= Harrowing of Hell (drama) =

The Harrowing of Hell is an eighth-century Latin work in fifty-five lines found in the Anglo-Saxon Book of Cerne (folios 98v-99v). It is probably a Northumbrian work, written in prose and verse, where the former serves either as a set of stage directions for a dramatic portrayal or as a series of narrations for explaining the poetry.

Three voices appear in the work: those of Adam, Eve, and a narrator. The prose of the "narrator" appears in the Book of Cerne in red ink setting it off from the rest of the text. The prose portions are rhythmic and may therefore have been sung, even if they were primarily directorial. Besides the three main soloists, the work was designed for a full choir (antiqui iusti). The work may be either an early oratorio or the earliest surviving work of Christian drama intended to be performed.

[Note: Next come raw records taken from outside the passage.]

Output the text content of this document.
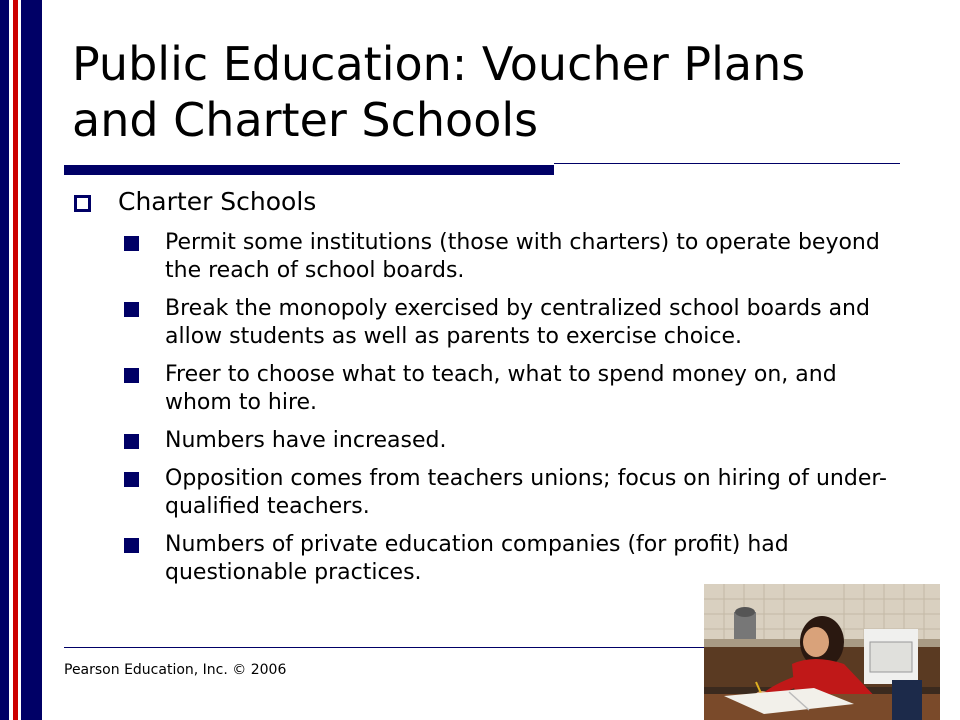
Public Education: Voucher Plans and Charter Schools
Charter Schools
Permit some institutions (those with charters) to operate beyond the reach of school boards.
Break the monopoly exercised by centralized school boards and allow students as well as parents to exercise choice.
Freer to choose what to teach, what to spend money on, and whom to hire.
Numbers have increased.
Opposition comes from teachers unions; focus on hiring of under-qualified teachers.
Numbers of private education companies (for profit) had questionable practices.
Pearson Education, Inc. © 2006
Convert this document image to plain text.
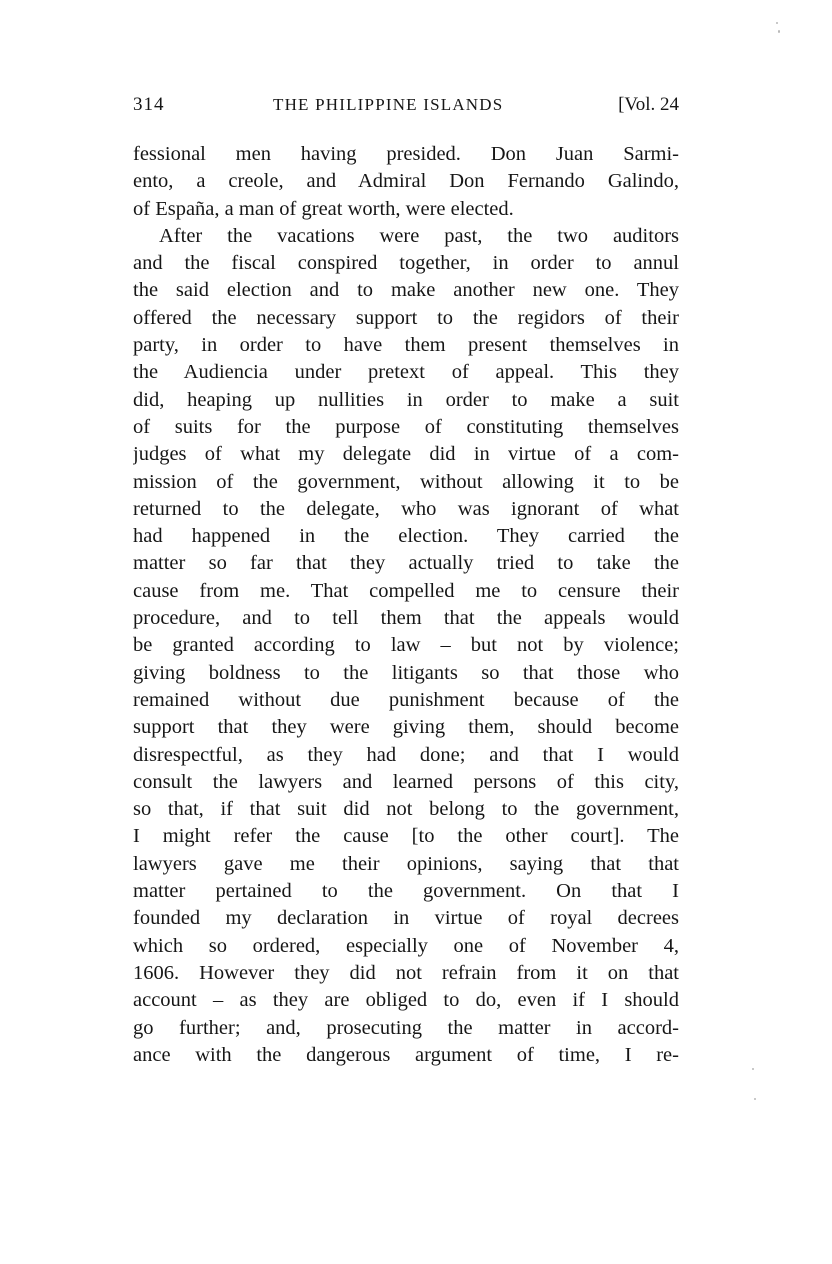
314	THE PHILIPPINE ISLANDS	[Vol. 24
fessional men having presided. Don Juan Sarmi-
ento, a creole, and Admiral Don Fernando Galindo,
of España, a man of great worth, were elected.
After the vacations were past, the two auditors
and the fiscal conspired together, in order to annul
the said election and to make another new one. They
offered the necessary support to the regidors of their
party, in order to have them present themselves in
the Audiencia under pretext of appeal. This they
did, heaping up nullities in order to make a suit
of suits for the purpose of constituting themselves
judges of what my delegate did in virtue of a com-
mission of the government, without allowing it to be
returned to the delegate, who was ignorant of what
had happened in the election. They carried the
matter so far that they actually tried to take the
cause from me. That compelled me to censure their
procedure, and to tell them that the appeals would
be granted according to law – but not by violence;
giving boldness to the litigants so that those who
remained without due punishment because of the
support that they were giving them, should become
disrespectful, as they had done; and that I would
consult the lawyers and learned persons of this city,
so that, if that suit did not belong to the government,
I might refer the cause [to the other court]. The
lawyers gave me their opinions, saying that that
matter pertained to the government. On that I
founded my declaration in virtue of royal decrees
which so ordered, especially one of November 4,
1606. However they did not refrain from it on that
account – as they are obliged to do, even if I should
go further; and, prosecuting the matter in accord-
ance with the dangerous argument of time, I re-
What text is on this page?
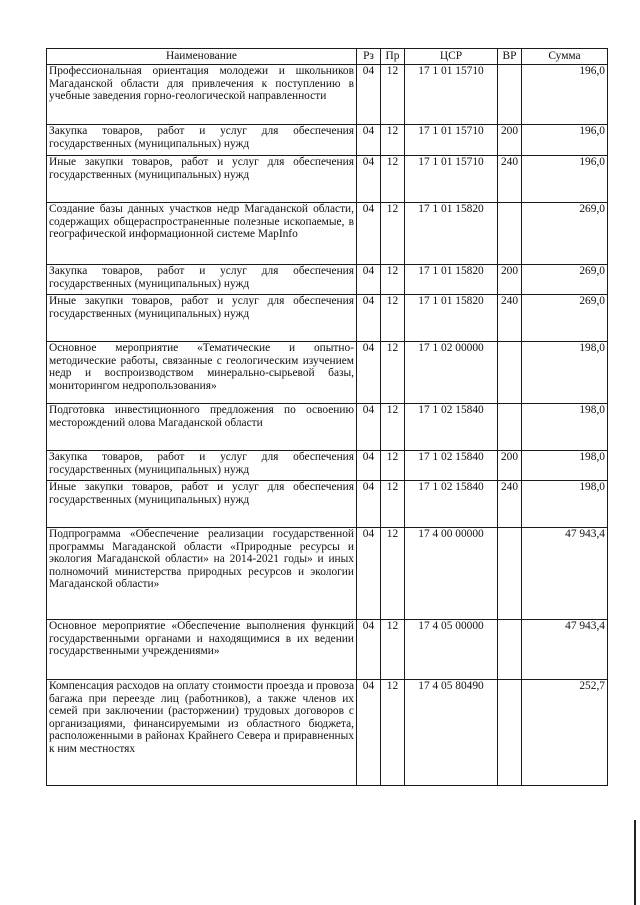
Наименование	Рз	Пр	ЦСР	ВР	Сумма
Профессиональная ориентация молодежи и школьников Магаданской области для привлечения к поступлению в учебные заведения горно-геологической направленности	04	12	17 1 01 15710		196,0
Закупка товаров, работ и услуг для обеспечения государственных (муниципальных) нужд	04	12	17 1 01 15710	200	196,0
Иные закупки товаров, работ и услуг для обеспечения государственных (муниципальных) нужд	04	12	17 1 01 15710	240	196,0
Создание базы данных участков недр Магаданской области, содержащих общераспространенные полезные ископаемые, в географической информационной системе MapInfo	04	12	17 1 01 15820		269,0
Закупка товаров, работ и услуг для обеспечения государственных (муниципальных) нужд	04	12	17 1 01 15820	200	269,0
Иные закупки товаров, работ и услуг для обеспечения государственных (муниципальных) нужд	04	12	17 1 01 15820	240	269,0
Основное мероприятие «Тематические и опытно-методические работы, связанные с геологическим изучением недр и воспроизводством минерально-сырьевой базы, мониторингом недропользования»	04	12	17 1 02 00000		198,0
Подготовка инвестиционного предложения по освоению месторождений олова Магаданской области	04	12	17 1 02 15840		198,0
Закупка товаров, работ и услуг для обеспечения государственных (муниципальных) нужд	04	12	17 1 02 15840	200	198,0
Иные закупки товаров, работ и услуг для обеспечения государственных (муниципальных) нужд	04	12	17 1 02 15840	240	198,0
Подпрограмма «Обеспечение реализации государственной программы Магаданской области «Природные ресурсы и экология Магаданской области» на 2014-2021 годы» и иных полномочий министерства природных ресурсов и экологии Магаданской области»	04	12	17 4 00 00000		47 943,4
Основное мероприятие «Обеспечение выполнения функций государственными органами и находящимися в их ведении государственными учреждениями»	04	12	17 4 05 00000		47 943,4
Компенсация расходов на оплату стоимости проезда и провоза багажа при переезде лиц (работников), а также членов их семей при заключении (расторжении) трудовых договоров с организациями, финансируемыми из областного бюджета, расположенными в районах Крайнего Севера и приравненных к ним местностях	04	12	17 4 05 80490		252,7
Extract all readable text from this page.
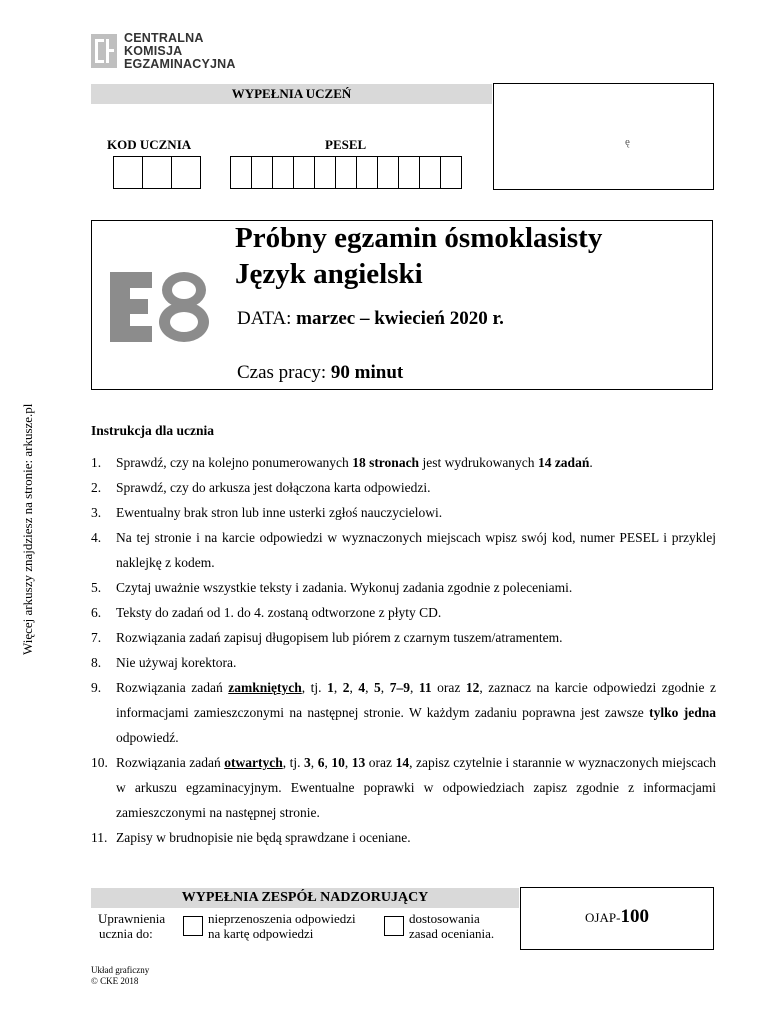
CENTRALNA
KOMISJA
EGZAMINACYJNA
WYPEŁNIA UCZEŃ
ę
KOD UCZNIA	PESEL
Próbny egzamin ósmoklasisty
Język angielski
DATA: marzec – kwiecień 2020 r.
Czas pracy: 90 minut
Więcej arkuszy znajdziesz na stronie: arkusze.pl	Instrukcja dla ucznia
1.	Sprawdź, czy na kolejno ponumerowanych 18 stronach jest wydrukowanych 14 zadań.
2.	Sprawdź, czy do arkusza jest dołączona karta odpowiedzi.
3.	Ewentualny brak stron lub inne usterki zgłoś nauczycielowi.
4.	Na tej stronie i na karcie odpowiedzi w wyznaczonych miejscach wpisz swój kod, numer PESEL i przyklej naklejkę z kodem.
5.	Czytaj uważnie wszystkie teksty i zadania. Wykonuj zadania zgodnie z poleceniami.
6.	Teksty do zadań od 1. do 4. zostaną odtworzone z płyty CD.
7.	Rozwiązania zadań zapisuj długopisem lub piórem z czarnym tuszem/atramentem.
8.	Nie używaj korektora.
9.	Rozwiązania zadań zamkniętych, tj. 1, 2, 4, 5, 7–9, 11 oraz 12, zaznacz na karcie odpowiedzi zgodnie z informacjami zamieszczonymi na następnej stronie. W każdym zadaniu poprawna jest zawsze tylko jedna odpowiedź.
10. Rozwiązania zadań otwartych, tj. 3, 6, 10, 13 oraz 14, zapisz czytelnie i starannie w wyznaczonych miejscach w arkuszu egzaminacyjnym. Ewentualne poprawki w odpowiedziach zapisz zgodnie z informacjami zamieszczonymi na następnej stronie.
11. Zapisy w brudnopisie nie będą sprawdzane i oceniane.
WYPEŁNIA ZESPÓŁ NADZORUJĄCY
OJAP-100
Uprawnienia
ucznia do:
nieprzenoszenia odpowiedzi
na kartę odpowiedzi
dostosowania
zasad oceniania.
Układ graficzny
© CKE 2018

The Harrowing of Hell has two sources: a lost Latin homily, which survives in translation as the seventh of the Old English Blickling Homilies, and a Roman psalter also in the Book of Cerne. David Dumville (1972) provides a critical edition of the Latin text and Dronke (1994) provides some English translation.

The fifty-five lines recount how Jesus Christ descended into hell to release the "prisoners", the just who were held by Satan. In typical medieval representations of this event, Adam and Eve are released immediately, but in the Harrowing of Hell they must wait and beg before they too are finally saved. The plea of Eve goes as follows:
| Iustus est, domine, et rectum iudicium tuum, quia merito haec patior, nam ego, cum in honore essem, no intellexi ... Ne avertas faciem misericordiae tuae a me, et ne declines in ira ab ancilla tua! | You are just, Lord, and your judgement is unswerving, for I suffer this deservedly, since, when I was in honour, I did not understand ... Do not turn the face of your mercy away from me, do not, in anger, shun your handmaiden. |
The work ends abruptly here, the rest apparently being lost, but if a comparable Old English work is any indication, Eve's plea is successful.